内容としては、簡単に言えば、「精神的にはとても辛く、面白くない鍛錬を繰り返し行え」ということなんです。
それしか、道はない、と。
この本の中に、トリノオリンピックで金メダルを獲得した荒川静香さんのことが出てきます。
「荒川静香の二万回の尻もち」という小見出しで書かれています。
その中に次のように書かれています。
「荒川静香の物語はそれ自身として意味があるだけでなく、比喩としても価値がある。二万回の尻もちが「偉大な業績」の源泉だからだ。なぜ人は何年も先にならないと手に入らない報酬のために努力をするのかという疑問を、この事実は提起している。」
その通りなのです。
子ども達がどうしても努力することを避けたくのも、どのくらいやり続ければいいのかわからないからなのです。
この本は「精神的にはとても辛く、面白くない鍛錬を繰り返し行え」と言っています。(もちろん、それだけではありませんが)
鍛錬を繰り返せば、必ず習得できるというのです。
ところが、どのくらいやればそれが習得できるのかがわからないのです。
荒川静香さんは金メダルを取るまで、19年の歳月を費やしています。
そこまで、なぜ、精神的にとても辛く、面白くもない練習を繰り返し行うことができるのか、誰もが驚きと同時に疑問にも思うはずなのです。
子ども達は目の前のテストのことですら、努力ができないでいるのに、です。
イチロー選手は小学生の時に、「プロ野球の選手になる、そのために努力をする。

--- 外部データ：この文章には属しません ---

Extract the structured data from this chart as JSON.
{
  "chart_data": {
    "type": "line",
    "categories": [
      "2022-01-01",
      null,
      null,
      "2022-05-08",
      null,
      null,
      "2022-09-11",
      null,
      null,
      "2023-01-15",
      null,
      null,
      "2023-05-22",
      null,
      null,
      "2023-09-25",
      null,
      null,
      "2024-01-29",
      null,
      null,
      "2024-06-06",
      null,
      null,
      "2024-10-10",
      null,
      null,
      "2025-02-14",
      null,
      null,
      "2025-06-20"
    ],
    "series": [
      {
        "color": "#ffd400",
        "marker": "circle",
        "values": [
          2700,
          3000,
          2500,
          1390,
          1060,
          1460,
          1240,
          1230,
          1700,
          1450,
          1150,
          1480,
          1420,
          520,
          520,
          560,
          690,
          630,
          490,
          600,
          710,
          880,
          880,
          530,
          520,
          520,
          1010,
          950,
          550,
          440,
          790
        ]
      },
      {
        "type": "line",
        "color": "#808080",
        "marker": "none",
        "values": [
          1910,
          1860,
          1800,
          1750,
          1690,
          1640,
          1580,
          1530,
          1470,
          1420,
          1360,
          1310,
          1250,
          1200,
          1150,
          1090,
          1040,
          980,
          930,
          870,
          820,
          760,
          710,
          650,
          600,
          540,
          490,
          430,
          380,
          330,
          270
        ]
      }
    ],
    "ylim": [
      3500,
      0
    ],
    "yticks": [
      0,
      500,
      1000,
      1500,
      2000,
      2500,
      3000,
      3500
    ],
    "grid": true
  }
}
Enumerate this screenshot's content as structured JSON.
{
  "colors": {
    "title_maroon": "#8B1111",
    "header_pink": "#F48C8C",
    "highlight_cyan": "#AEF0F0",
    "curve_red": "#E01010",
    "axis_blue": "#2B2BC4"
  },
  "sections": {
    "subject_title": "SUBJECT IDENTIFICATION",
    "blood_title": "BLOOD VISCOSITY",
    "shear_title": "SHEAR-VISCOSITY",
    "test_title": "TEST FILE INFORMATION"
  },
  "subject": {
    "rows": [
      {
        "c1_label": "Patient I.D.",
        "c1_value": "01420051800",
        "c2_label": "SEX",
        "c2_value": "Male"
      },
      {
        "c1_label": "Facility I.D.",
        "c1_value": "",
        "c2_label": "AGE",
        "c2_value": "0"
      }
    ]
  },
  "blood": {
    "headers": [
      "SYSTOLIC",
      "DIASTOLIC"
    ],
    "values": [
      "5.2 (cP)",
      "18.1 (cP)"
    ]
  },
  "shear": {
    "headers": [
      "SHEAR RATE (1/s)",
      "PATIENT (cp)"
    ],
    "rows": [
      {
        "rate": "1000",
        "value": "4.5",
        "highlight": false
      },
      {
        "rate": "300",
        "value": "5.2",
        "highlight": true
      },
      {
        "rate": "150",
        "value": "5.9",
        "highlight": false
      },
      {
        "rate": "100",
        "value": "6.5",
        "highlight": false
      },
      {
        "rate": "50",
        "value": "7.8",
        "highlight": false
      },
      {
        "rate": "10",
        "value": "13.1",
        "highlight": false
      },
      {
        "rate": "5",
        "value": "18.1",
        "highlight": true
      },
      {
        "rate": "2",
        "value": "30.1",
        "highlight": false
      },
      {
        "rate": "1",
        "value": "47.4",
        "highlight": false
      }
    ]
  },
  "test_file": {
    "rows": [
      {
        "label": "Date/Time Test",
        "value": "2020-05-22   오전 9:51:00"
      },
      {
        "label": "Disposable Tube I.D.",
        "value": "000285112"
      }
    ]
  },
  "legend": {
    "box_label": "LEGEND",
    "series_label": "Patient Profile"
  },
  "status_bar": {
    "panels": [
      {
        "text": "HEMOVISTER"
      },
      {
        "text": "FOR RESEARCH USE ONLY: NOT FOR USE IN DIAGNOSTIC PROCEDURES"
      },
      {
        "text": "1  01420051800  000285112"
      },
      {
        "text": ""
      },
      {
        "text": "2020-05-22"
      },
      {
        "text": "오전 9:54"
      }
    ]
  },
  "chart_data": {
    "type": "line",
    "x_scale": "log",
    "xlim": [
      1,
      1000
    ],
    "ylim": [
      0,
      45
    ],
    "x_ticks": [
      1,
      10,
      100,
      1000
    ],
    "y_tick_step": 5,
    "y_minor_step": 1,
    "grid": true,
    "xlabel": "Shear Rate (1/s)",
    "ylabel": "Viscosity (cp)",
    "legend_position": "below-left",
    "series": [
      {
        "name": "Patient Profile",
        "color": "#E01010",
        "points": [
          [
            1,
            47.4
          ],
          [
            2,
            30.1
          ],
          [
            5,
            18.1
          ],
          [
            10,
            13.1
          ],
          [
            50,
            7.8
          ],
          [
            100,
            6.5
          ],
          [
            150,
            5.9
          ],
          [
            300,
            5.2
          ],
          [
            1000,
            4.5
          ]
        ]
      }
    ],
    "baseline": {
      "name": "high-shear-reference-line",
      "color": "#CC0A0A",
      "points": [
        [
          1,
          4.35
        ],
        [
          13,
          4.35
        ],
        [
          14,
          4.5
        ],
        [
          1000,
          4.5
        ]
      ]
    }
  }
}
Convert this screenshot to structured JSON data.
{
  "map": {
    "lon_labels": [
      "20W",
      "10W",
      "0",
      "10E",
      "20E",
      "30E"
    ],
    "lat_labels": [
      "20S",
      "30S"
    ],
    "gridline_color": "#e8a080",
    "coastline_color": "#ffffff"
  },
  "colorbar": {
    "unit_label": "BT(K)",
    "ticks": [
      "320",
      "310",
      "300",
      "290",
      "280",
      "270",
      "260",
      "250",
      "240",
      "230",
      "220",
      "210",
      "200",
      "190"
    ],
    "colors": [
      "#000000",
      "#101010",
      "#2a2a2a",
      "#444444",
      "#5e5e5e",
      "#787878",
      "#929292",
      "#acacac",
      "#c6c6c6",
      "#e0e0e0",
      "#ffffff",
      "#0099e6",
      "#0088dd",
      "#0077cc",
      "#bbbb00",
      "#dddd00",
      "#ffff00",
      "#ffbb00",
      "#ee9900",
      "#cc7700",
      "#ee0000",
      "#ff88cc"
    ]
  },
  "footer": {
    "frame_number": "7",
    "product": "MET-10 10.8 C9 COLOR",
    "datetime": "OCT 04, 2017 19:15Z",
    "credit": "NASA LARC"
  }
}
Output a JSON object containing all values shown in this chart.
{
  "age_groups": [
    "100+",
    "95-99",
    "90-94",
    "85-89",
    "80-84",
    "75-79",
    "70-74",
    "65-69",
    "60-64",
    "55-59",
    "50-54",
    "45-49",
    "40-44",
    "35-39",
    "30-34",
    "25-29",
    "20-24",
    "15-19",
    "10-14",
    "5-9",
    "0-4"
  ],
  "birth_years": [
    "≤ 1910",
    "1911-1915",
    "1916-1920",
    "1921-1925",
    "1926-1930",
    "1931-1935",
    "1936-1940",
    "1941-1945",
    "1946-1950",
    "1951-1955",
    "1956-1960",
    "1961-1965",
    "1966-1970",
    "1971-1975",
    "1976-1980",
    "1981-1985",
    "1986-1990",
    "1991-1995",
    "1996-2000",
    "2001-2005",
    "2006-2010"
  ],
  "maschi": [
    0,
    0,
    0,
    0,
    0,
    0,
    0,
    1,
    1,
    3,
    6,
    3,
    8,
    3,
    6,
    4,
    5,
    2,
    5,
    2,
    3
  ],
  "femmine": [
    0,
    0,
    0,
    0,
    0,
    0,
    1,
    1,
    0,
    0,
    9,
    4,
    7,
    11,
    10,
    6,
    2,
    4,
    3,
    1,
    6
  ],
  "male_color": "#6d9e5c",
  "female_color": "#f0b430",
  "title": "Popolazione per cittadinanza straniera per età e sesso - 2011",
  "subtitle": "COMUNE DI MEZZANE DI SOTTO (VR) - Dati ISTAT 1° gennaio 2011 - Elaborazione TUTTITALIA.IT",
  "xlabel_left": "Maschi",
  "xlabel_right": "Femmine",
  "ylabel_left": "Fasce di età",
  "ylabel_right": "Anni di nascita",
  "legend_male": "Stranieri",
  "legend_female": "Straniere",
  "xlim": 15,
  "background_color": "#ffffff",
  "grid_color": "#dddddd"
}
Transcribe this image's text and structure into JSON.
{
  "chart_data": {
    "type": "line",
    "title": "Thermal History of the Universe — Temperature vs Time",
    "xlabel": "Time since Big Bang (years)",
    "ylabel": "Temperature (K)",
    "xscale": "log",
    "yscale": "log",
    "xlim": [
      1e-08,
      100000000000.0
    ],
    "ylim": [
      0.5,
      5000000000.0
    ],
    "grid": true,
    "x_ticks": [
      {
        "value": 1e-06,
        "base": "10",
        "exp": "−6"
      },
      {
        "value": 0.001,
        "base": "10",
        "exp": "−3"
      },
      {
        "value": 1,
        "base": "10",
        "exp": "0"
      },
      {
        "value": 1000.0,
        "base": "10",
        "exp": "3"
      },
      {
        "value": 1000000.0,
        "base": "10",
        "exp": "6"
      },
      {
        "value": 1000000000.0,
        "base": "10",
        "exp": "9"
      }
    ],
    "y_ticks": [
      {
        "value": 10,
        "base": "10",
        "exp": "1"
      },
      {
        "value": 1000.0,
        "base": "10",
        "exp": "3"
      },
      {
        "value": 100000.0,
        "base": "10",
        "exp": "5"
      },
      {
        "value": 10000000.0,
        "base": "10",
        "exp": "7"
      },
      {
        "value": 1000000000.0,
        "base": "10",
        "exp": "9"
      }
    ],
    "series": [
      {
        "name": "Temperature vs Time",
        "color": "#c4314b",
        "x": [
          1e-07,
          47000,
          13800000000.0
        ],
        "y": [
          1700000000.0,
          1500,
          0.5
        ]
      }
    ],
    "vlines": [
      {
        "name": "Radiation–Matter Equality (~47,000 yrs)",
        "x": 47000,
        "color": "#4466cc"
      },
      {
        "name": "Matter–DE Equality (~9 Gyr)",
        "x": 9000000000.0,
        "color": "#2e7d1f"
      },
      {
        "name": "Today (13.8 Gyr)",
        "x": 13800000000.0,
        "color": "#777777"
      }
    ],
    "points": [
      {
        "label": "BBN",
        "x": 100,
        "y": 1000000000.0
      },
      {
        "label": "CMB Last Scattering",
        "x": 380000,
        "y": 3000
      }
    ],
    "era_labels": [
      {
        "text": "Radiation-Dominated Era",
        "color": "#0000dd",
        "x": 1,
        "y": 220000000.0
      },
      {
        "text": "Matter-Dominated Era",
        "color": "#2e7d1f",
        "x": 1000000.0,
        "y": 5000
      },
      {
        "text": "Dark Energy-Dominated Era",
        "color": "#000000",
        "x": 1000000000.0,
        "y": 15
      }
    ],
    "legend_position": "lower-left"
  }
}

」という内容の作文を書いていたことは有名です。
なぜ、そこまでできるのか、そのことをこの「究極の鍛錬」という本は、荒川静香さんの問題の後に述べているのですが、あえてここでは書きません。
一度、この本をお読みいただければと思うのです。
ご家族もご自分で努力をしてみてください。
なぜ、その努力をしなければならないのか、どうすればこの努力を続けることができるか、ということを真剣に考えるきっかけになればと思います。
そして、子ども達にどうすれば努力を続けることが理解できるかを、一緒にお考えいただければと思います。
ただ、言えることは、「鍛錬し続けることで習得できる」のです。
より良い結果を出すためには、努力が必要なことだということは、誰が考えても間違いのない事実なのです。
今日も最後までお読みいただきありがとうございます。